Beberapa bulan lalu. Pada suatu petang di tanggal yang aku sudah lupa meski waktu belum berlalu begitu lama, setidaknya bagiku.
Hari itu ... waktu seperti berdetak lambat sekali. Nyaris tak bergerak. Kata-kata yang kau umbar menggantung pada dinginnya udara musim penghujan. Kemudian menghilang tak diketahui lagi rimbanya. Yang tersisa dan terus tersimpan di hatiku hanya kata-kata terakhirmu saja. Kata yang akan senantiasa tersimpan hingga kapan pun juga.
Mega, aku akan kembali.
Guncangan demi guncangan membawaku kembali pada kesadaran, pada hari ini. Seketika hatiku dicekit nyeri. Aku hanya bisa termangu saat orang-orang di sekeliling mendekap sembari mengusap-usap punggungku. Tak ada air mata meski aku ingin sekali meneteskannya. Aku terlalu linglung untuk itu.
“Mega. Sabar ya ....”
“Bu Mega harus kuat. Mungkin ini rencana terbaik Tuhan ....”
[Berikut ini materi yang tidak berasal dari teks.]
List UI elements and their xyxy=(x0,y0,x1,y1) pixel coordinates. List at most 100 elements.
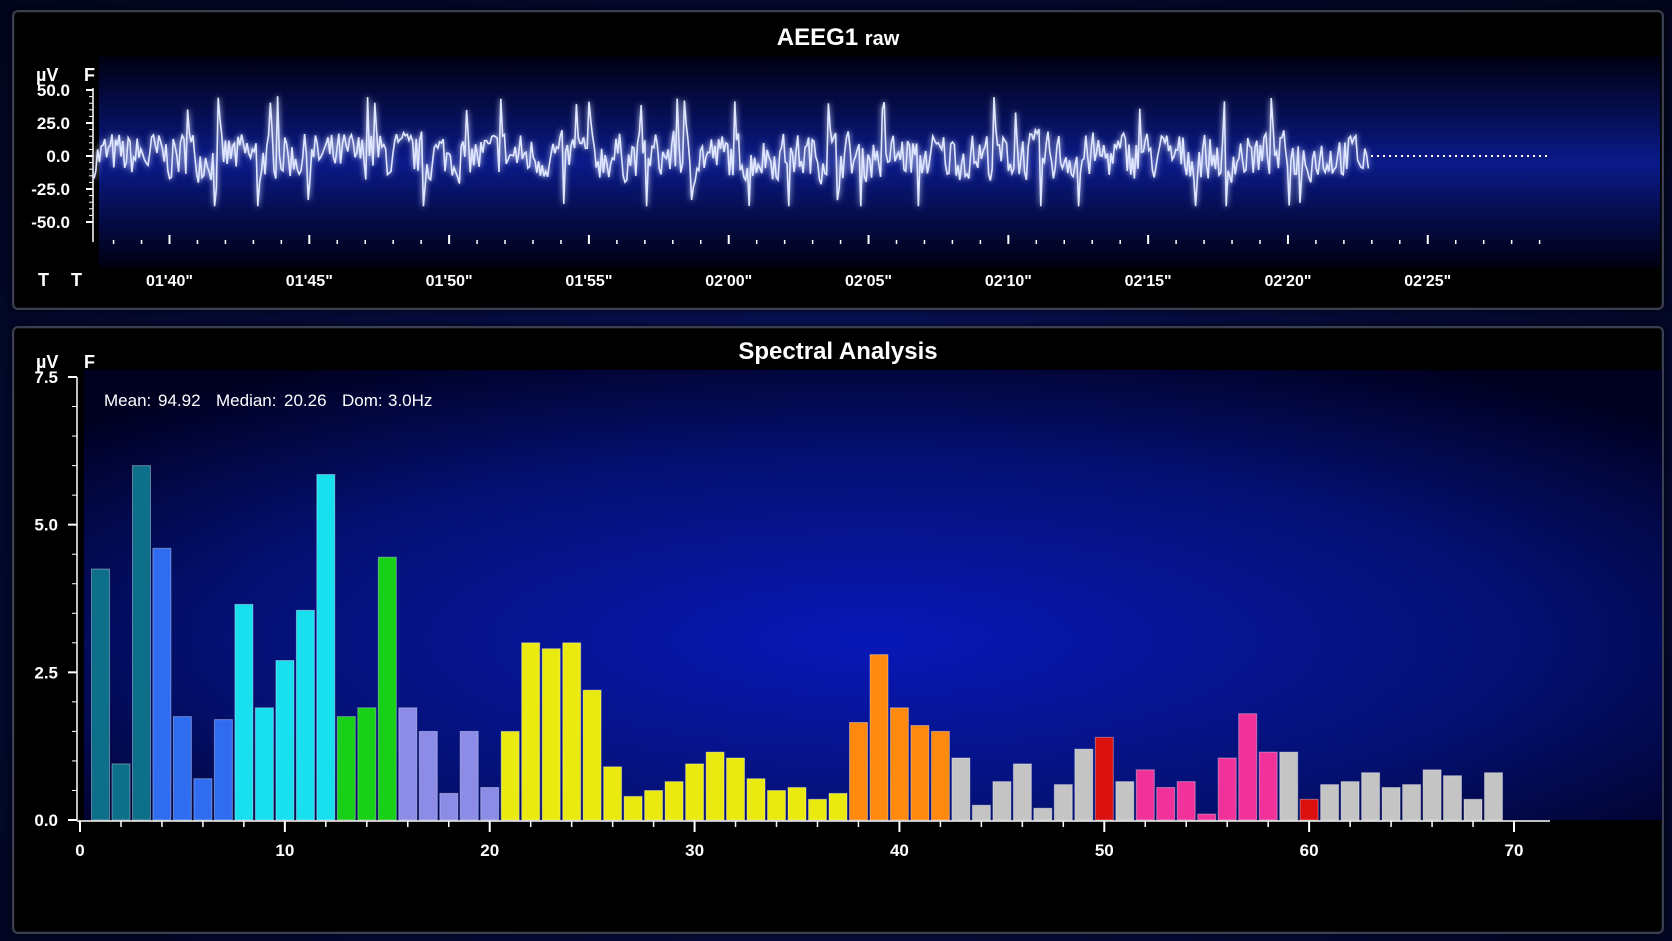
spectral-bar xyxy=(1340,781,1360,821)
raw-f-label: F xyxy=(84,65,95,85)
spectral-bar xyxy=(1094,736,1114,821)
spectral-bar xyxy=(1463,798,1483,821)
spectral-bar xyxy=(521,642,541,821)
stat-mean-value: 94.92 xyxy=(158,391,201,410)
spectral-y-tick-label: 5.0 xyxy=(34,516,58,535)
spectral-bar xyxy=(726,757,745,821)
spectral-bar xyxy=(1299,798,1319,821)
spectral-bar xyxy=(1320,784,1340,821)
stat-dom-value: 3.0Hz xyxy=(388,391,432,410)
spectral-bar xyxy=(152,547,172,821)
spectral-bar xyxy=(930,730,950,821)
spectral-bar xyxy=(439,792,459,821)
spectral-panel: Spectral Analysis µV F Mean: 94.92 Media… xyxy=(12,326,1664,934)
spectral-bar xyxy=(357,707,377,821)
spectral-bar xyxy=(685,763,705,821)
spectral-bar xyxy=(603,766,623,821)
raw-y-tick-label: 50.0 xyxy=(37,81,70,100)
spectral-bar xyxy=(1135,769,1155,821)
stat-median-value: 20.26 xyxy=(284,391,327,410)
spectral-x-tick-label: 10 xyxy=(275,841,294,860)
spectral-bar xyxy=(1115,781,1135,821)
raw-t-label-2: T xyxy=(71,270,82,290)
spectral-bar xyxy=(336,716,356,821)
raw-x-tick-label: 01'45" xyxy=(286,273,333,290)
raw-x-tick-label: 02'00" xyxy=(705,273,752,290)
raw-y-tick-label: 25.0 xyxy=(37,114,70,133)
spectral-bar xyxy=(1422,769,1442,821)
spectral-bar xyxy=(377,556,397,821)
spectral-bar xyxy=(213,719,233,821)
raw-eeg-panel: AEEG1 raw µV F T T 50.0 25.0 0.0 -25.0 -50.0… xyxy=(12,10,1664,310)
spectral-bar xyxy=(849,722,868,821)
spectral-bar xyxy=(910,725,930,821)
raw-plot-background xyxy=(99,56,1660,268)
spectral-bar xyxy=(480,787,500,821)
spectral-bar xyxy=(1176,781,1196,821)
raw-y-tick-label: -50.0 xyxy=(31,213,70,232)
spectral-bar xyxy=(254,707,274,821)
spectral-bar xyxy=(1074,748,1094,821)
raw-x-tick-label: 02'10" xyxy=(985,273,1032,290)
spectral-bar xyxy=(623,795,643,821)
spectral-bar xyxy=(398,707,418,821)
spectral-y-axis: 0.0 2.5 5.0 7.5 xyxy=(34,368,78,830)
spectral-bar xyxy=(828,792,848,821)
spectral-y-tick-label: 2.5 xyxy=(34,663,58,682)
spectral-bar xyxy=(193,778,213,821)
spectral-x-tick-label: 70 xyxy=(1505,841,1524,860)
spectral-bar xyxy=(808,798,827,821)
spectral-bar xyxy=(459,730,479,821)
spectral-bar xyxy=(1381,787,1401,821)
spectral-y-tick-label: 7.5 xyxy=(34,368,58,387)
spectral-x-tick-label: 60 xyxy=(1300,841,1319,860)
spectral-bar xyxy=(1033,807,1053,821)
spectral-f-label: F xyxy=(84,352,95,372)
spectral-bar xyxy=(746,778,766,821)
spectral-bar xyxy=(500,730,520,821)
spectral-bar xyxy=(1012,763,1032,821)
raw-x-tick-label: 01'55" xyxy=(565,273,612,290)
spectral-bar xyxy=(951,757,971,821)
spectral-bar xyxy=(1279,751,1299,821)
spectral-x-tick-label: 40 xyxy=(890,841,909,860)
raw-y-axis: 50.0 25.0 0.0 -25.0 -50.0 xyxy=(31,81,94,242)
raw-y-tick-label: -25.0 xyxy=(31,180,70,199)
spectral-x-tick-label: 30 xyxy=(685,841,704,860)
stat-median-label: Median: xyxy=(216,391,276,410)
spectral-bar xyxy=(316,474,336,821)
spectral-bar xyxy=(1197,813,1217,821)
spectral-x-tick-label: 50 xyxy=(1095,841,1114,860)
raw-x-tick-label: 02'25" xyxy=(1404,273,1451,290)
spectral-bar xyxy=(644,790,664,821)
raw-x-tick-label: 02'20" xyxy=(1264,273,1311,290)
spectral-bar xyxy=(787,787,807,821)
spectral-bar xyxy=(889,707,909,821)
spectral-bar xyxy=(869,654,889,821)
spectral-bar xyxy=(664,781,684,821)
spectral-bar xyxy=(1238,713,1258,821)
spectral-bar xyxy=(295,609,315,821)
spectral-bar xyxy=(1053,784,1073,821)
spectral-y-tick-label: 0.0 xyxy=(34,811,58,830)
spectral-bar xyxy=(971,804,991,821)
spectral-bar xyxy=(1361,772,1381,821)
spectral-bar xyxy=(562,642,582,821)
spectral-bar xyxy=(1443,775,1462,821)
spectral-bar xyxy=(705,751,725,821)
spectral-bar xyxy=(172,716,192,821)
spectral-x-tick-label: 20 xyxy=(480,841,499,860)
spectral-bar xyxy=(992,781,1012,821)
spectral-bar-chart: µV F Mean: 94.92 Median: 20.26 Dom: 3.0H… xyxy=(34,352,1662,860)
raw-x-tick-label: 01'40" xyxy=(146,273,193,290)
spectral-bar xyxy=(91,568,110,821)
spectral-bar xyxy=(275,660,295,821)
raw-y-tick-label: 0.0 xyxy=(46,147,70,166)
spectral-bar xyxy=(111,763,131,821)
raw-t-label-1: T xyxy=(38,270,49,290)
spectral-bar xyxy=(418,730,438,821)
spectral-x-tick-label: 0 xyxy=(75,841,84,860)
stat-mean-label: Mean: xyxy=(104,391,151,410)
stat-dom-label: Dom: xyxy=(342,391,383,410)
spectral-bar xyxy=(767,790,786,821)
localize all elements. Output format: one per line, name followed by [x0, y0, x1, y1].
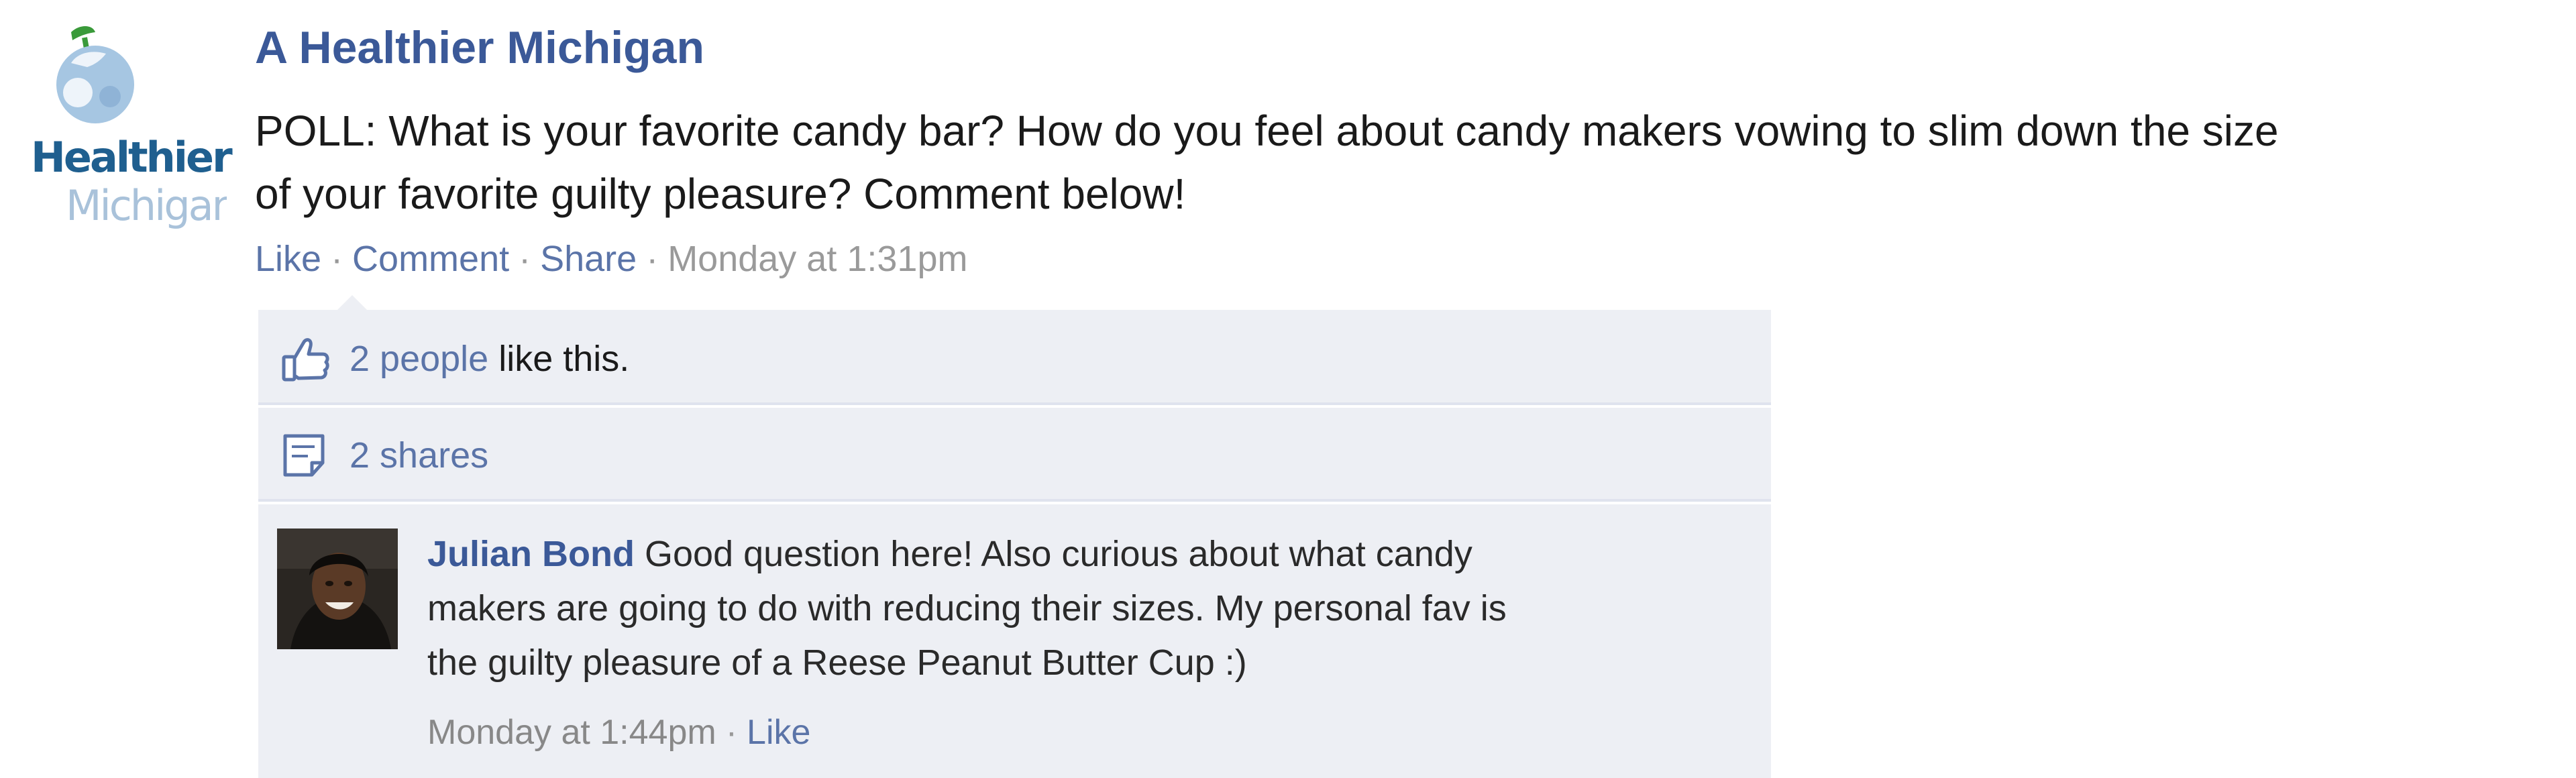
comment-text: the guilty pleasure of a Reese Peanut Bu…	[427, 643, 1247, 683]
comment-text: makers are going to do with reducing the…	[427, 588, 1507, 628]
like-link[interactable]: Like	[255, 239, 321, 279]
likes-row: 2 people like this.	[258, 310, 1771, 405]
post-message-line: POLL: What is your favorite candy bar? H…	[255, 107, 2279, 155]
comment-text: Good question here! Also curious about w…	[645, 534, 1472, 574]
comment-link[interactable]: Comment	[352, 239, 509, 279]
post-timestamp[interactable]: Monday at 1:31pm	[667, 239, 967, 279]
post-author-link[interactable]: A Healthier Michigan	[255, 21, 704, 74]
feedback-box-pointer	[337, 295, 367, 310]
feedback-box: 2 people like this. 2 shares Julian Bond…	[258, 295, 1771, 778]
share-link[interactable]: Share	[540, 239, 637, 279]
separator: ·	[725, 713, 738, 752]
separator: ·	[646, 239, 659, 279]
post-message: POLL: What is your favorite candy bar? H…	[255, 99, 2563, 225]
post-actions: Like · Comment · Share · Monday at 1:31pm	[255, 238, 967, 280]
comment-line: Julian Bond Good question here! Also cur…	[427, 527, 1702, 581]
likers-link[interactable]: 2 people	[350, 339, 488, 379]
comment-body: Julian Bond Good question here! Also cur…	[427, 527, 1702, 690]
thumbs-up-icon	[282, 338, 329, 382]
share-note-icon	[283, 434, 325, 477]
logo-text-healthier: Healthier	[31, 133, 233, 182]
shares-link[interactable]: 2 shares	[350, 435, 488, 476]
comment-author-link[interactable]: Julian Bond	[427, 534, 635, 574]
page-avatar[interactable]: Healthier Michigan	[28, 20, 233, 230]
comment-like-link[interactable]: Like	[747, 713, 810, 752]
comment-timestamp[interactable]: Monday at 1:44pm	[427, 713, 716, 752]
logo-text-michigan: Michigan	[66, 181, 227, 230]
separator: ·	[519, 239, 531, 279]
post-message-line: of your favorite guilty pleasure? Commen…	[255, 170, 1186, 218]
likes-summary: 2 people like this.	[350, 338, 629, 380]
separator: ·	[331, 239, 343, 279]
shares-row: 2 shares	[258, 408, 1771, 502]
comment-meta: Monday at 1:44pm · Like	[427, 712, 810, 753]
comment-item: Julian Bond Good question here! Also cur…	[258, 504, 1771, 778]
profile-photo	[277, 529, 398, 649]
apple-logo-icon	[56, 26, 134, 123]
facebook-post: Healthier Michigan A Healthier Michigan …	[0, 0, 2576, 778]
shares-count: 2 shares	[350, 435, 488, 476]
commenter-avatar[interactable]	[277, 529, 398, 649]
likes-suffix: like this.	[498, 339, 630, 379]
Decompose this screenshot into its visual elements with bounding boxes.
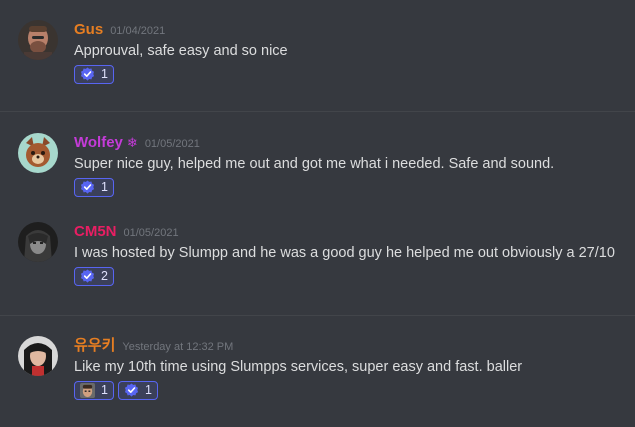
reaction-verified[interactable]: 1	[117, 381, 158, 400]
timestamp: 01/05/2021	[144, 138, 200, 150]
reactions: 1	[74, 65, 114, 84]
verified-check-icon	[80, 269, 95, 283]
message-header: Gus 01/04/2021	[74, 20, 165, 40]
avatar-image	[18, 222, 58, 262]
reaction-custom[interactable]: 1	[74, 381, 114, 400]
divider	[0, 111, 635, 112]
divider	[0, 315, 635, 316]
username[interactable]: CM5N	[74, 222, 117, 242]
verified-check-icon	[124, 383, 139, 397]
avatar-cm5n[interactable]	[18, 222, 58, 262]
reaction-count: 1	[101, 383, 108, 397]
verified-check-icon	[80, 180, 95, 194]
timestamp: 01/05/2021	[123, 227, 179, 239]
reactions: 2	[74, 267, 114, 286]
message-content: Approuval, safe easy and so nice	[74, 43, 288, 59]
snowflake-icon: ❄	[126, 135, 138, 150]
chat-messages: Gus 01/04/2021 Approuval, safe easy and …	[0, 0, 635, 427]
reaction-count: 1	[101, 180, 108, 194]
message-content: I was hosted by Slumpp and he was a good…	[74, 245, 615, 261]
message-content: Super nice guy, helped me out and got me…	[74, 156, 555, 172]
reaction-verified[interactable]: 1	[74, 65, 114, 84]
message-header: CM5N 01/05/2021	[74, 222, 179, 242]
avatar-image	[18, 20, 58, 60]
reaction-count: 2	[101, 269, 108, 283]
username[interactable]: Gus	[74, 20, 103, 40]
reaction-verified[interactable]: 1	[74, 178, 114, 197]
avatar-wolfey[interactable]	[18, 133, 58, 173]
reactions: 1	[74, 178, 114, 197]
message-header: Wolfey ❄ 01/05/2021	[74, 133, 200, 153]
avatar-image	[18, 133, 58, 173]
username[interactable]: 유우키	[74, 336, 115, 356]
timestamp: 01/04/2021	[110, 25, 166, 37]
reactions: 1 1	[74, 381, 158, 400]
message-header: 유우키 Yesterday at 12:32 PM	[74, 336, 233, 356]
timestamp: Yesterday at 12:32 PM	[122, 341, 234, 353]
verified-check-icon	[80, 67, 95, 81]
username[interactable]: Wolfey	[74, 133, 123, 153]
reaction-count: 1	[101, 67, 108, 81]
avatar-image	[18, 336, 58, 376]
reaction-verified[interactable]: 2	[74, 267, 114, 286]
message-content: Like my 10th time using Slumpps services…	[74, 359, 523, 375]
avatar-yuuki[interactable]	[18, 336, 58, 376]
custom-face-icon	[80, 383, 95, 398]
reaction-count: 1	[144, 383, 152, 397]
avatar-gus[interactable]	[18, 20, 58, 60]
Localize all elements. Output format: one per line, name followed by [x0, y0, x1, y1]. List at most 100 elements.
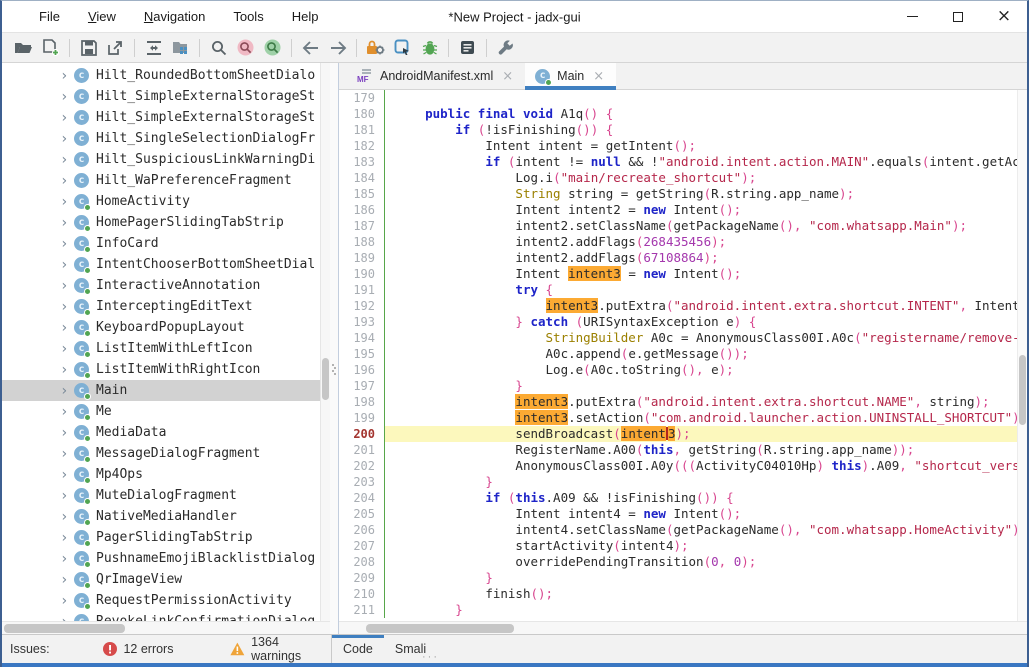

Aku menunduk, menatap tubuhmu yang terbujur kaku. Sekali lagi ingatanku terlempar ke masa lampau. Pada hari di mana janji itu terlontar.
Mega, aku akan kembali.
Aku menggigit bibir. Getir. Ya. Kau memang kembali, namun saat kau telah pergi. Hanya raga. Sementara jiwamu sudah berada entah di mana.
Kulayangkan pandangan ke arah pintu. Seorang lelaki berdiri di sana, menatapku ragu. Pandangan kami bertemu namun ia buru-buru mengalihkan tatapan. Seolah tertangkap basah melakukan salah.
Aku tidak bisa terlalu lama memerhatikan karena sejurus kemudian pandanganku kian mengabur. Semua yang tadinya abu-abu menjadi hitam. Pekat, tak tersisa setitik pun jejak cahaya.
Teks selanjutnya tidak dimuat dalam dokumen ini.